Software Engineering for ML - Making Research Survive Contact With Production // Megha Bose

Helpful context:

You train a model that achieves 94% accuracy. Six months later, the same model evaluated on new data achieves 87%. You go to investigate. The original experiment ran in a Jupyter notebook that has been modified since. The weights file is named model_final_v3_FINAL.pt. There is no record of which dataset split it was trained on, no log of the hyperparameters, no indication of which preprocessing pipeline was applied. You cannot reproduce the result. You cannot diagnose the regression. You are flying blind.

This is why MLOps exists - not as bureaucratic overhead, but as the discipline that makes ML systems trustworthy over time. The core insight from Sculley et al.’s 2015 paper “Hidden Technical Debt in Machine Learning Systems” (published at Google, still widely cited) is that ML code is a small fraction of ML systems. The rest is data ingestion, feature engineering, monitoring, and serving infrastructure. And that infrastructure, if built without engineering discipline, accrues debt faster than any other software.

The Problem Is Reproducibility

Before any specific tool, the foundational question is: can you reproduce this result?

Reproducing a training run requires knowing four things precisely:

The exact code that ran (git commit hash)
The exact data that was used (data version and split)
The exact hyperparameters and configuration
The exact software environment (library versions, CUDA version, Python version)

Any of these missing means you cannot reproduce, which means you cannot diagnose failures, compare experiments fairly, or audit production models. This sounds obvious. In practice, teams violate all four constantly.

Seeding is table stakes:

import random, numpy as np, torch

def seed_everything(seed: int = 42):
    random.seed(seed)
    np.random.seed(seed)
    torch.manual_seed(seed)
    torch.cuda.manual_seed_all(seed)
    torch.backends.cudnn.deterministic = True
    torch.backends.cudnn.benchmark = False

This alone is insufficient. cudnn.deterministic = True forces cuDNN to use deterministic algorithms but can reduce throughput by 20 - 30%. Different CUDA versions implement some operations differently, so the same seed produces different results on CUDA 11.8 vs CUDA 12.2. Hardware differences matter too - multi-GPU training with torch.distributed has non-deterministic gradient aggregation by default. “Reproducible” in practice means “reproducible on the same hardware and software version,” which is already useful, and requires genuine effort to achieve.

Experiment Tracking: The Audit Log for ML

Experiment tracking tools log hyperparameters, metrics, artifacts, system information, and code state for every training run.
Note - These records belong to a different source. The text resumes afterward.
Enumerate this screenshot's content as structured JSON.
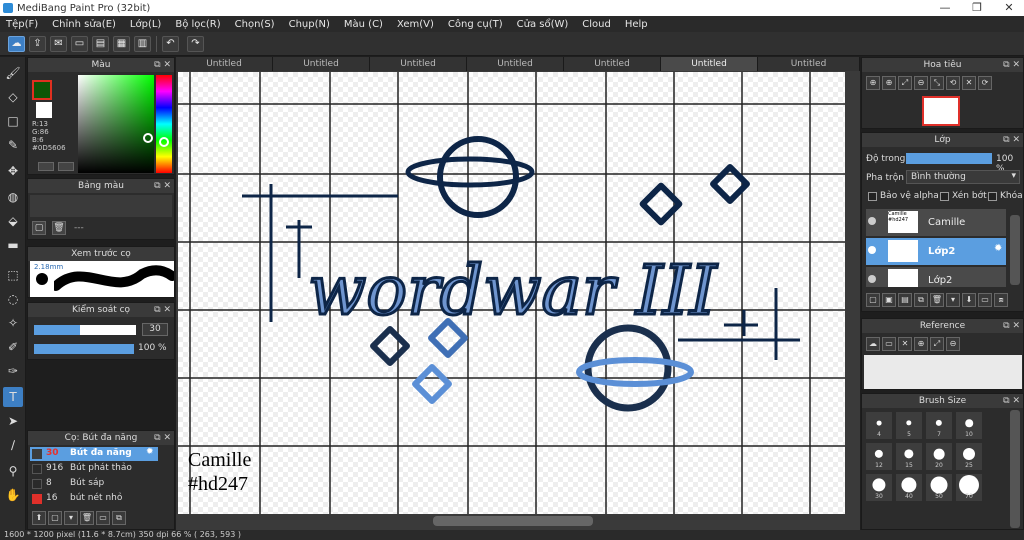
{
  "window": {
    "title": "MediBang Paint Pro (32bit)",
    "controls": [
      "—",
      "❐",
      "✕"
    ]
  },
  "menu": [
    "Tệp(F)",
    "Chỉnh sửa(E)",
    "Lớp(L)",
    "Bộ lọc(R)",
    "Chọn(S)",
    "Chụp(N)",
    "Màu (C)",
    "Xem(V)",
    "Công cụ(T)",
    "Cửa sổ(W)",
    "Cloud",
    "Help"
  ],
  "tabs": [
    "Untitled",
    "Untitled",
    "Untitled",
    "Untitled",
    "Untitled",
    "Untitled",
    "Untitled"
  ],
  "color_panel": {
    "title": "Màu",
    "r": "R:13",
    "g": "G:86",
    "b": "B:6",
    "hex": "#0D5606",
    "fg_color": "#0d5606"
  },
  "palette_panel": {
    "title": "Bảng màu",
    "empty": "---"
  },
  "brush_preview": {
    "title": "Xem trước cọ",
    "size": "2.18mm"
  },
  "brush_control": {
    "title": "Kiểm soát cọ",
    "size": "30",
    "size_fill": 0.45,
    "opacity": "100 %",
    "opacity_fill": 1.0
  },
  "brush_list": {
    "title": "Cọ: Bút đa năng",
    "items": [
      {
        "size": "30",
        "name": "Bút đa năng",
        "color": "#3c3c3c"
      },
      {
        "size": "916",
        "name": "Bút phát thảo",
        "color": "#2a2a2a"
      },
      {
        "size": "8",
        "name": "Bút sáp",
        "color": "#2a2a2a"
      },
      {
        "size": "16",
        "name": "bút nét nhỏ",
        "color": "#e0302a"
      }
    ]
  },
  "canvas": {
    "signature_line1": "Camille",
    "signature_line2": "#hd247",
    "art_text": "wordwar III"
  },
  "navigator": {
    "title": "Hoa tiêu"
  },
  "layers": {
    "title": "Lớp",
    "opacity_label": "Độ trong",
    "opacity": "100 %",
    "opacity_fill": 1.0,
    "blend_label": "Pha trộn",
    "blend": "Bình thường",
    "protect_alpha": "Bảo vệ alpha",
    "clipping": "Xén bớt",
    "lock": "Khóa",
    "items": [
      {
        "name": "Camille",
        "thumb": "Camille #hd247"
      },
      {
        "name": "Lớp2"
      },
      {
        "name": "Lớp2"
      }
    ]
  },
  "reference": {
    "title": "Reference"
  },
  "brush_size": {
    "title": "Brush Size",
    "sizes": [
      "4",
      "5",
      "7",
      "10",
      "12",
      "15",
      "20",
      "25",
      "30",
      "40",
      "50",
      "70"
    ]
  },
  "status": {
    "text": "1600 * 1200 pixel   (11.6 * 8.7cm)   350 dpi   66 %   ( 263, 593 )"
  }
}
The essential functionality: given any two past runs, you can reproduce either one and understand exactly what differed between them.

Weights & Biases (W&B) is the most widely used in practice:

import wandb
from dataclasses import asdict

config = TrainingConfig(learning_rate=3e-3, batch_size=64, num_epochs=50)
run = wandb.init(project="image-classifier", config=asdict(config))

for epoch in range(config.num_epochs):
    train_loss = train_one_epoch(model, train_loader, config)
    val_acc = evaluate(model, val_loader)
    wandb.log({"train_loss": train_loss, "val_accuracy": val_acc, "epoch": epoch})

# Log model checkpoint as a versioned artifact
artifact = wandb.Artifact("model", type="model")
artifact.add_file("checkpoint.pt")
run.log_artifact(artifact)

W&B automatically captures the git commit hash, the pip environment, GPU utilization, system memory, and any artifacts you explicitly log. The UI allows filtering runs by metric, creating scatter plots of hyperparameter vs performance, and running sweeps (automated hyperparameter search across many configurations).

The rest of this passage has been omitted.